If you hear someone say, “You shouldn’t write an alien invasion movie because nobody’s making those these days…” then it’s time to write a alien invasion movie.
Culture, like nature, abhors a vacuum. The alien invasion movie will always come back, because audiences have fond memories of the alien invasion movies of their youth, and they come to miss them. As soon as a sense of “we had this, but now it’s gone” kicks in, then the craving kicks in, and the craving must be satiated.
Sub-genres like “alien invasion” aren’t interesting enough to remain perpetually popular, year after year, but they’re always going to cycle back around, once people have had some time away from them.Of course, sometimes the cycle is hard to time. The makers of Cutthroat Island thought it was time for pirates again, but they were ten years too early. But nevertheless pirates did come back, and it’s not surprising. Don’t ask “have they made a movie like this recently?”, ask instead, “Is this still a potent metaphor?” Obviously, Americans are still accusing each other of piracy all the time, so we continue find metaphorical meaning in that setting. The right movie just had to come along and tap into that meaning.

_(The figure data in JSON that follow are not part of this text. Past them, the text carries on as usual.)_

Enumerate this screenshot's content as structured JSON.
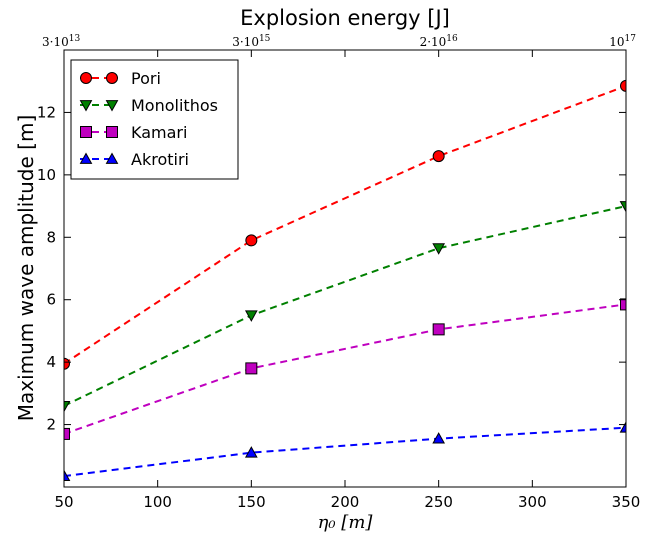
{
  "chart_data": {
    "type": "line",
    "xlabel": "η₀ [m]",
    "ylabel": "Maximum wave amplitude [m]",
    "top_xlabel": "Explosion energy [J]",
    "xlim": [
      50,
      350
    ],
    "ylim": [
      0,
      14
    ],
    "x_ticks": [
      "50",
      "100",
      "150",
      "200",
      "250",
      "300",
      "350"
    ],
    "y_ticks": [
      "2",
      "4",
      "6",
      "8",
      "10",
      "12"
    ],
    "top_ticks": [
      {
        "x": 50,
        "mantissa": "3·10",
        "exponent": "13"
      },
      {
        "x": 150,
        "mantissa": "3·10",
        "exponent": "15"
      },
      {
        "x": 250,
        "mantissa": "2·10",
        "exponent": "16"
      },
      {
        "x": 350,
        "mantissa": "10",
        "exponent": "17"
      }
    ],
    "grid": false,
    "legend_position": "top-left",
    "x": [
      50,
      150,
      250,
      350
    ],
    "series": [
      {
        "name": "Pori",
        "values": [
          3.95,
          7.9,
          10.6,
          12.85
        ],
        "color": "#ff0000",
        "marker": "circle"
      },
      {
        "name": "Monolithos",
        "values": [
          2.6,
          5.5,
          7.65,
          9.0
        ],
        "color": "#008000",
        "marker": "triangle-down"
      },
      {
        "name": "Kamari",
        "values": [
          1.7,
          3.8,
          5.05,
          5.85
        ],
        "color": "#bf00bf",
        "marker": "square"
      },
      {
        "name": "Akrotiri",
        "values": [
          0.35,
          1.1,
          1.55,
          1.9
        ],
        "color": "#0000ff",
        "marker": "triangle-up"
      }
    ]
  }
}
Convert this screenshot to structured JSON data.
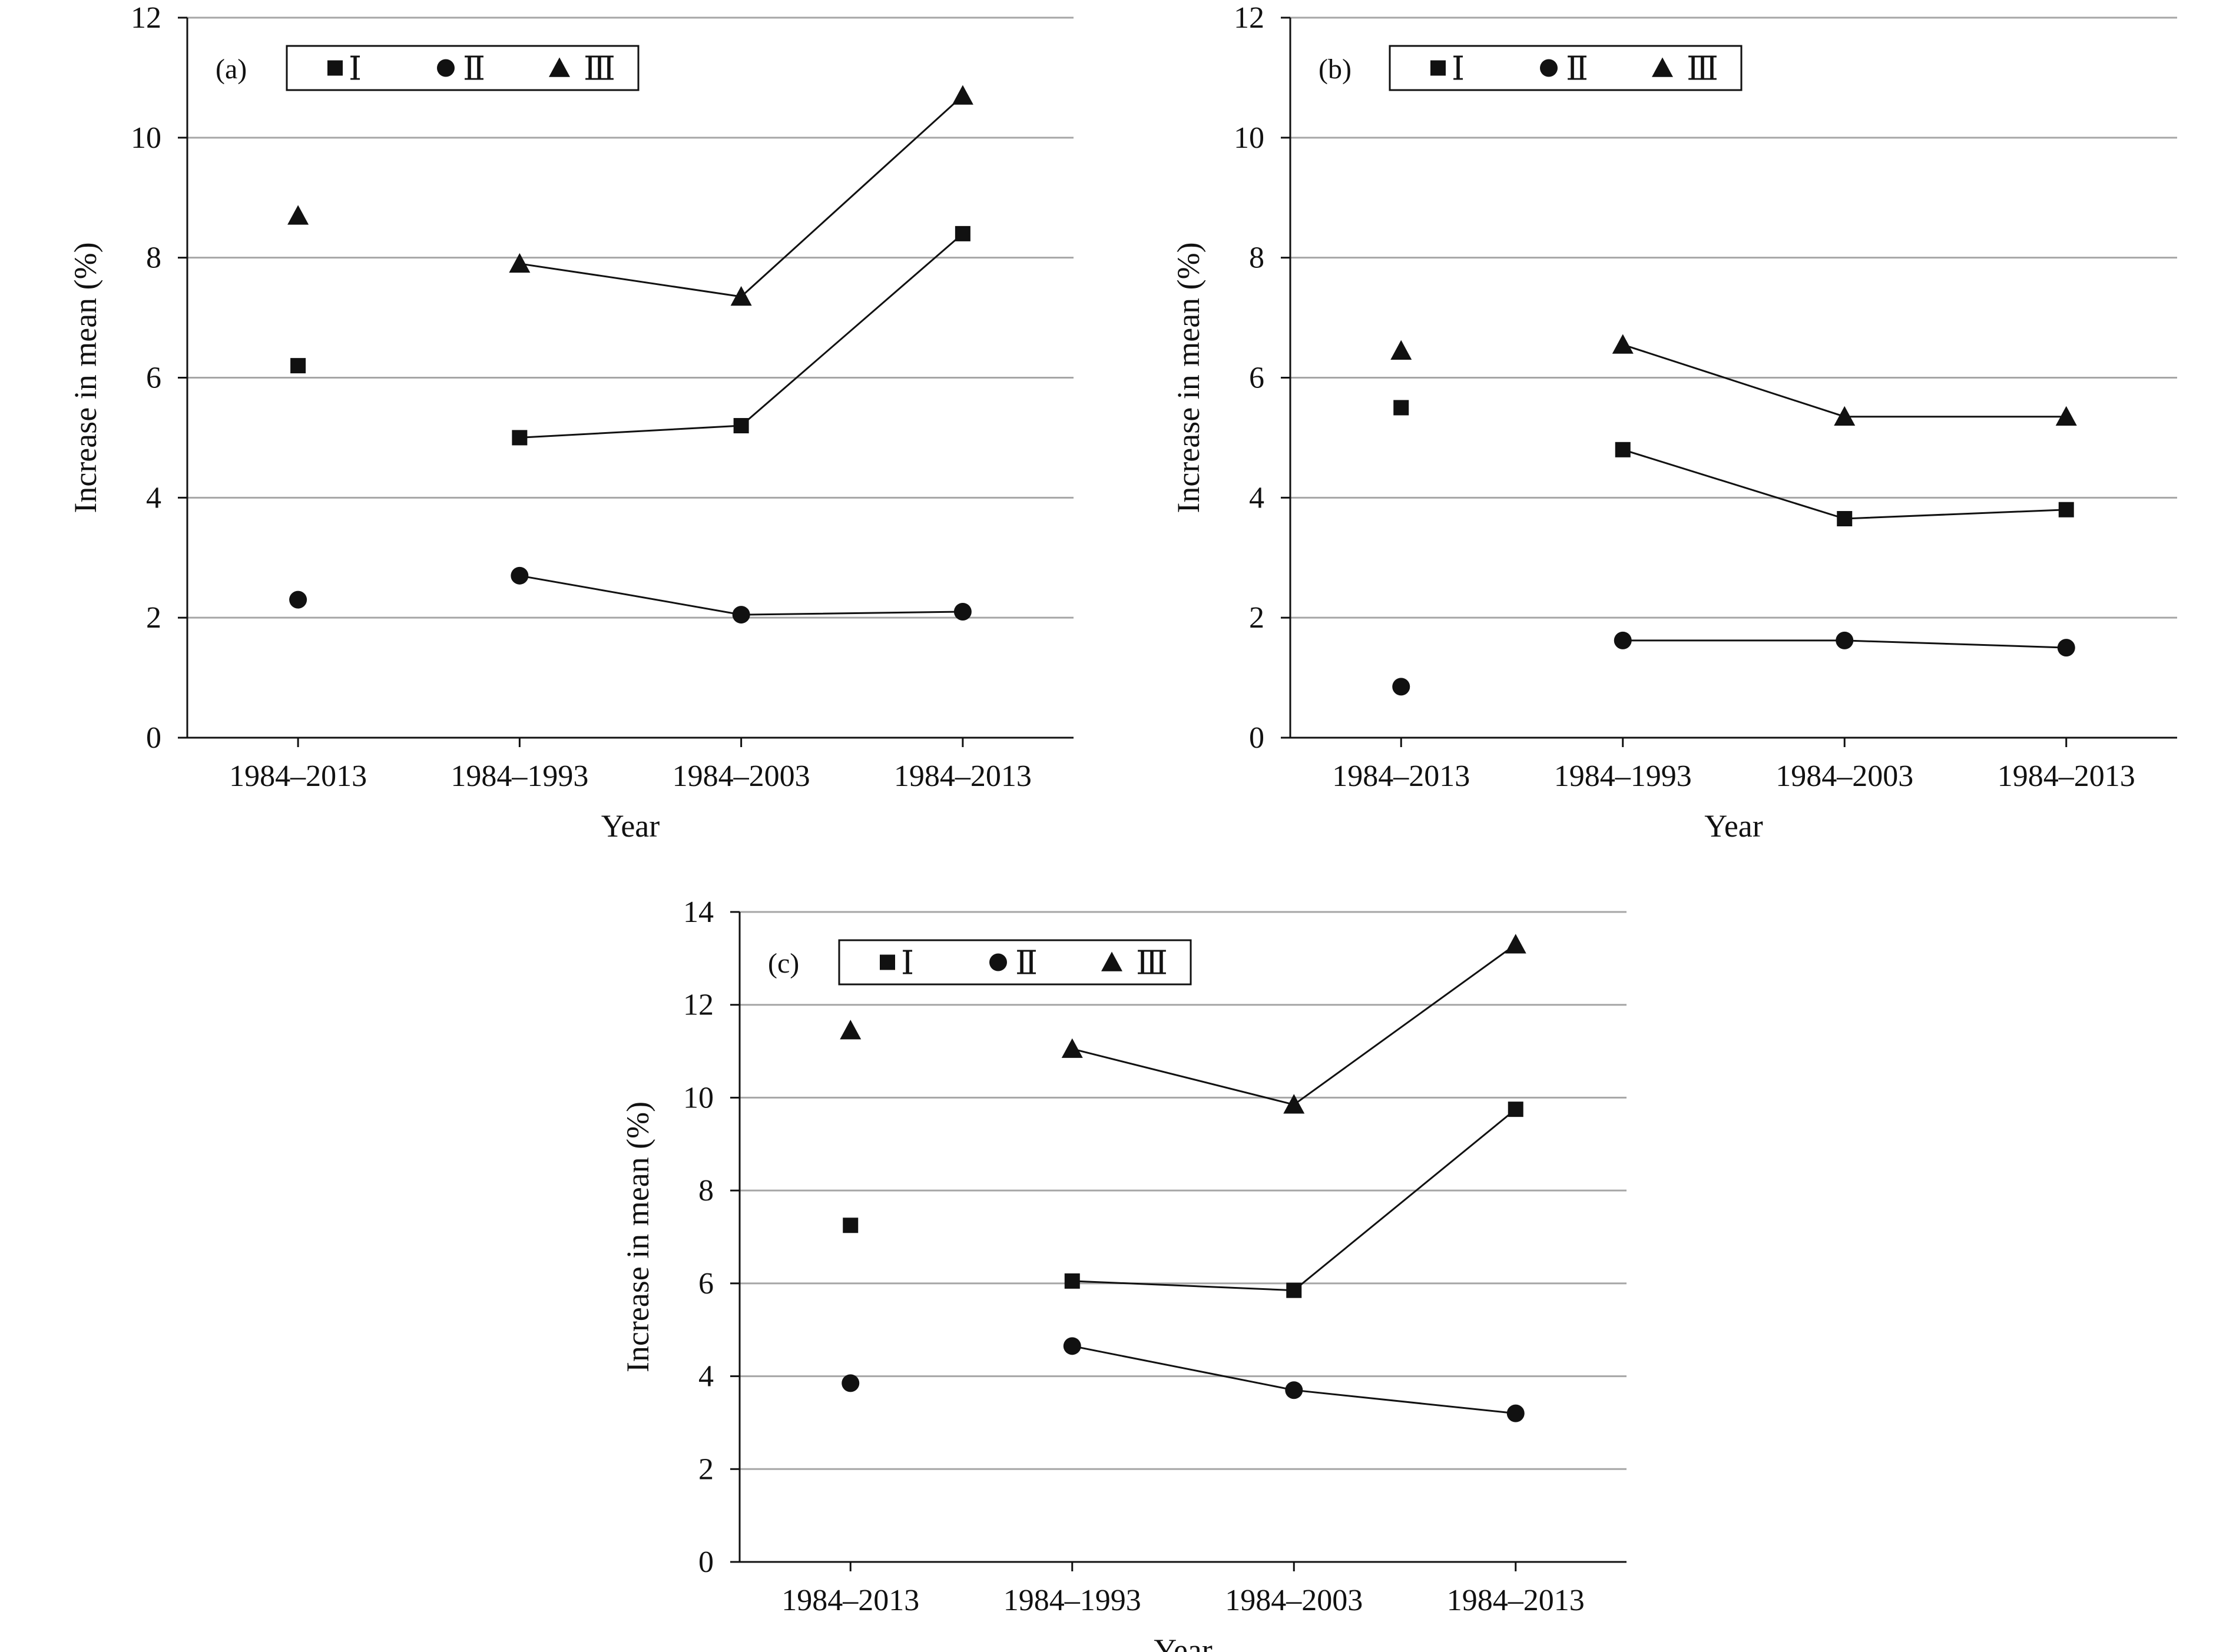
{
  "chart_data": [
    {
      "type": "line",
      "panel_label": "(a)",
      "xlabel": "Year",
      "ylabel": "Increase in mean (%)",
      "categories": [
        "1984–2013",
        "1984–1993",
        "1984–2003",
        "1984–2013"
      ],
      "ylim": [
        0,
        12
      ],
      "yticks": [
        "0",
        "2",
        "4",
        "6",
        "8",
        "10",
        "12"
      ],
      "grid": true,
      "legend_position": "top-left",
      "series": [
        {
          "name": "Ⅰ",
          "marker": "square",
          "values": [
            6.2,
            5.0,
            5.2,
            8.4
          ]
        },
        {
          "name": "Ⅱ",
          "marker": "circle",
          "values": [
            2.3,
            2.7,
            2.05,
            2.1
          ]
        },
        {
          "name": "Ⅲ",
          "marker": "triangle",
          "values": [
            8.7,
            7.9,
            7.35,
            10.7
          ]
        }
      ]
    },
    {
      "type": "line",
      "panel_label": "(b)",
      "xlabel": "Year",
      "ylabel": "Increase in mean (%)",
      "categories": [
        "1984–2013",
        "1984–1993",
        "1984–2003",
        "1984–2013"
      ],
      "ylim": [
        0,
        12
      ],
      "yticks": [
        "0",
        "2",
        "4",
        "6",
        "8",
        "10",
        "12"
      ],
      "grid": true,
      "legend_position": "top-left",
      "series": [
        {
          "name": "Ⅰ",
          "marker": "square",
          "values": [
            5.5,
            4.8,
            3.65,
            3.8
          ]
        },
        {
          "name": "Ⅱ",
          "marker": "circle",
          "values": [
            0.85,
            1.62,
            1.62,
            1.5
          ]
        },
        {
          "name": "Ⅲ",
          "marker": "triangle",
          "values": [
            6.45,
            6.55,
            5.35,
            5.35
          ]
        }
      ]
    },
    {
      "type": "line",
      "panel_label": "(c)",
      "xlabel": "Year",
      "ylabel": "Increase in mean (%)",
      "categories": [
        "1984–2013",
        "1984–1993",
        "1984–2003",
        "1984–2013"
      ],
      "ylim": [
        0,
        14
      ],
      "yticks": [
        "0",
        "2",
        "4",
        "6",
        "8",
        "10",
        "12",
        "14"
      ],
      "grid": true,
      "legend_position": "top-left",
      "series": [
        {
          "name": "Ⅰ",
          "marker": "square",
          "values": [
            7.25,
            6.05,
            5.85,
            9.75
          ]
        },
        {
          "name": "Ⅱ",
          "marker": "circle",
          "values": [
            3.85,
            4.65,
            3.7,
            3.2
          ]
        },
        {
          "name": "Ⅲ",
          "marker": "triangle",
          "values": [
            11.45,
            11.05,
            9.85,
            13.3
          ]
        }
      ]
    }
  ]
}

Of course, it’s trickier with types of movies that have never been a hit with the public. There’s never been a hit set-on-Mars movie, so there’s not really a vacuum there: there’s no sense of “now it’s gone” because we’ve never had it. The problem is that Mars is not a metaphor, it’s just a place ...for now. If you want to write the first hit movie set on Mars, you have to turn it into a meaningful metaphor for the first time, which is a tall order.